A Judicial Estoppel Smackdown: Priceless

Owens v. County of Los Angeles, No B242291 (D2d3 Oct. 2, 2013)

The court of appeal holds that statements made to obtain the approval of a class action settlement can form the basis to apply judicial estoppel. 

Larry Pitts brought a class action against LA County for increasing a utility tax without voter approval. The case settled and the county agreed to hold a voter referendum on the tax and to create a $ 65 million fund for refunds. In his brief supporting final approval—which occurred after the election, in which the increase was approved—Pitts argued that the election was a primary benefit of the settlement and that its value was “: Priceless.” With a colon. Followed by a capital P. Like in a MasterCard commercial.*

The court approved the settlement, awarding Pitts’s counsel over $7.6 million and an incentive fee of $50,000 to Pitts. A year later, a different plaintiff challenged the validity of the tax election on various grounds. Pitts filed his own motion to enforce the settlement under Code of Civil Procedure § 664.4, asking the court to invalidate the election.** The superior court denied the motion and Pitts appealed.

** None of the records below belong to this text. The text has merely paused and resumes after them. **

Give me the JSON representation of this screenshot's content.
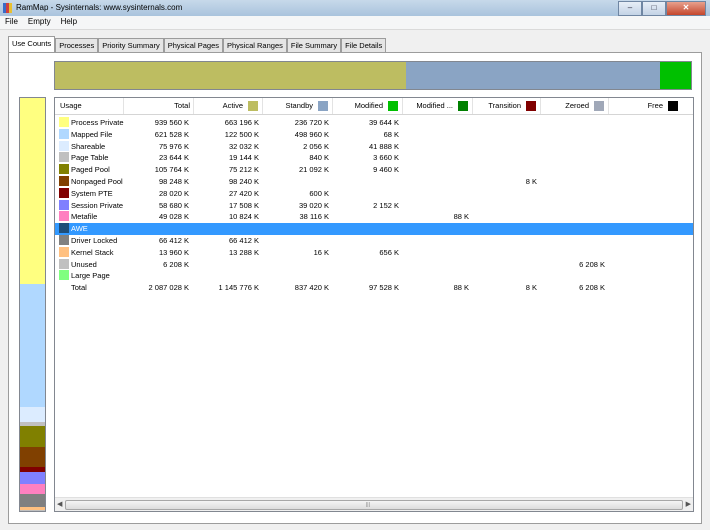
{
  "window": {
    "title": "RamMap - Sysinternals: www.sysinternals.com",
    "buttons": {
      "minimize": "–",
      "maximize": "□",
      "close": "✕"
    }
  },
  "menu": [
    "File",
    "Empty",
    "Help"
  ],
  "tabs": [
    "Use Counts",
    "Processes",
    "Priority Summary",
    "Physical Pages",
    "Physical Ranges",
    "File Summary",
    "File Details"
  ],
  "active_tab": "Use Counts",
  "top_bar": [
    {
      "name": "Active",
      "color": "#bdbd61",
      "fraction": 0.552
    },
    {
      "name": "Standby",
      "color": "#8aa4c4",
      "fraction": 0.4
    },
    {
      "name": "Modified",
      "color": "#00c000",
      "fraction": 0.048
    }
  ],
  "side_bar": [
    {
      "name": "Process Private",
      "color": "#ffff80",
      "fraction": 0.45
    },
    {
      "name": "Mapped File",
      "color": "#b0d8ff",
      "fraction": 0.298
    },
    {
      "name": "Shareable",
      "color": "#dcecff",
      "fraction": 0.036
    },
    {
      "name": "Page Table",
      "color": "#c0c0c0",
      "fraction": 0.011
    },
    {
      "name": "Paged Pool",
      "color": "#808000",
      "fraction": 0.051
    },
    {
      "name": "Nonpaged Pool",
      "color": "#804000",
      "fraction": 0.047
    },
    {
      "name": "System PTE",
      "color": "#800000",
      "fraction": 0.013
    },
    {
      "name": "Session Private",
      "color": "#8080ff",
      "fraction": 0.028
    },
    {
      "name": "Metafile",
      "color": "#ff80c0",
      "fraction": 0.024
    },
    {
      "name": "Driver Locked",
      "color": "#808080",
      "fraction": 0.032
    },
    {
      "name": "Kernel Stack",
      "color": "#ffc080",
      "fraction": 0.007
    },
    {
      "name": "Unused",
      "color": "#c0c0c0",
      "fraction": 0.003
    }
  ],
  "columns": [
    {
      "label": "Usage"
    },
    {
      "label": "Total"
    },
    {
      "label": "Active",
      "color": "#bdbd61"
    },
    {
      "label": "Standby",
      "color": "#8aa4c4"
    },
    {
      "label": "Modified",
      "color": "#00c000"
    },
    {
      "label": "Modified ...",
      "color": "#008000"
    },
    {
      "label": "Transition",
      "color": "#800000"
    },
    {
      "label": "Zeroed",
      "color": "#a0a8b8"
    },
    {
      "label": "Free",
      "color": "#000000"
    }
  ],
  "rows": [
    {
      "label": "Process Private",
      "color": "#ffff80",
      "cells": [
        "939 560 K",
        "663 196 K",
        "236 720 K",
        "39 644 K",
        "",
        "",
        "",
        ""
      ]
    },
    {
      "label": "Mapped File",
      "color": "#b0d8ff",
      "cells": [
        "621 528 K",
        "122 500 K",
        "498 960 K",
        "68 K",
        "",
        "",
        "",
        ""
      ]
    },
    {
      "label": "Shareable",
      "color": "#dcecff",
      "cells": [
        "75 976 K",
        "32 032 K",
        "2 056 K",
        "41 888 K",
        "",
        "",
        "",
        ""
      ]
    },
    {
      "label": "Page Table",
      "color": "#c0c0c0",
      "cells": [
        "23 644 K",
        "19 144 K",
        "840 K",
        "3 660 K",
        "",
        "",
        "",
        ""
      ]
    },
    {
      "label": "Paged Pool",
      "color": "#808000",
      "cells": [
        "105 764 K",
        "75 212 K",
        "21 092 K",
        "9 460 K",
        "",
        "",
        "",
        ""
      ]
    },
    {
      "label": "Nonpaged Pool",
      "color": "#804000",
      "cells": [
        "98 248 K",
        "98 240 K",
        "",
        "",
        "",
        "8 K",
        "",
        ""
      ]
    },
    {
      "label": "System PTE",
      "color": "#800000",
      "cells": [
        "28 020 K",
        "27 420 K",
        "600 K",
        "",
        "",
        "",
        "",
        ""
      ]
    },
    {
      "label": "Session Private",
      "color": "#8080ff",
      "cells": [
        "58 680 K",
        "17 508 K",
        "39 020 K",
        "2 152 K",
        "",
        "",
        "",
        ""
      ]
    },
    {
      "label": "Metafile",
      "color": "#ff80c0",
      "cells": [
        "49 028 K",
        "10 824 K",
        "38 116 K",
        "",
        "88 K",
        "",
        "",
        ""
      ]
    },
    {
      "label": "AWE",
      "color": "#1f4e79",
      "cells": [
        "",
        "",
        "",
        "",
        "",
        "",
        "",
        ""
      ],
      "selected": true
    },
    {
      "label": "Driver Locked",
      "color": "#808080",
      "cells": [
        "66 412 K",
        "66 412 K",
        "",
        "",
        "",
        "",
        "",
        ""
      ]
    },
    {
      "label": "Kernel Stack",
      "color": "#ffc080",
      "cells": [
        "13 960 K",
        "13 288 K",
        "16 K",
        "656 K",
        "",
        "",
        "",
        ""
      ]
    },
    {
      "label": "Unused",
      "color": "#c0c0c0",
      "cells": [
        "6 208 K",
        "",
        "",
        "",
        "",
        "",
        "6 208 K",
        ""
      ]
    },
    {
      "label": "Large Page",
      "color": "#80ff80",
      "cells": [
        "",
        "",
        "",
        "",
        "",
        "",
        "",
        ""
      ]
    },
    {
      "label": "Total",
      "color": "",
      "cells": [
        "2 087 028 K",
        "1 145 776 K",
        "837 420 K",
        "97 528 K",
        "88 K",
        "8 K",
        "6 208 K",
        ""
      ]
    }
  ],
  "scrollbar": {
    "left_arrow": "◀",
    "right_arrow": "▶",
    "grip": "|||"
  }
}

No way, said the court of appeal. Under the doctrine of judicial estoppel, Pitts couldn’t argue that the election was a “: Priceless” benefit secured by the settlement in order to obtain a large monetary award and attorney’s fees, and then, almost two years later, make an “opportunistic flip-flop[ ]” and argue that the election was illegal. That is precisely the kind of fast and loose litigation conduct that judicial estoppel is supposed to prevent.

Affirmed.

*This went down in 2008; counsel’s reference was presumably more au courant back then.

**The election challenge is joined this appeal, hence the different case name. The plaintiff lost. Nothing of procedural interest occurred.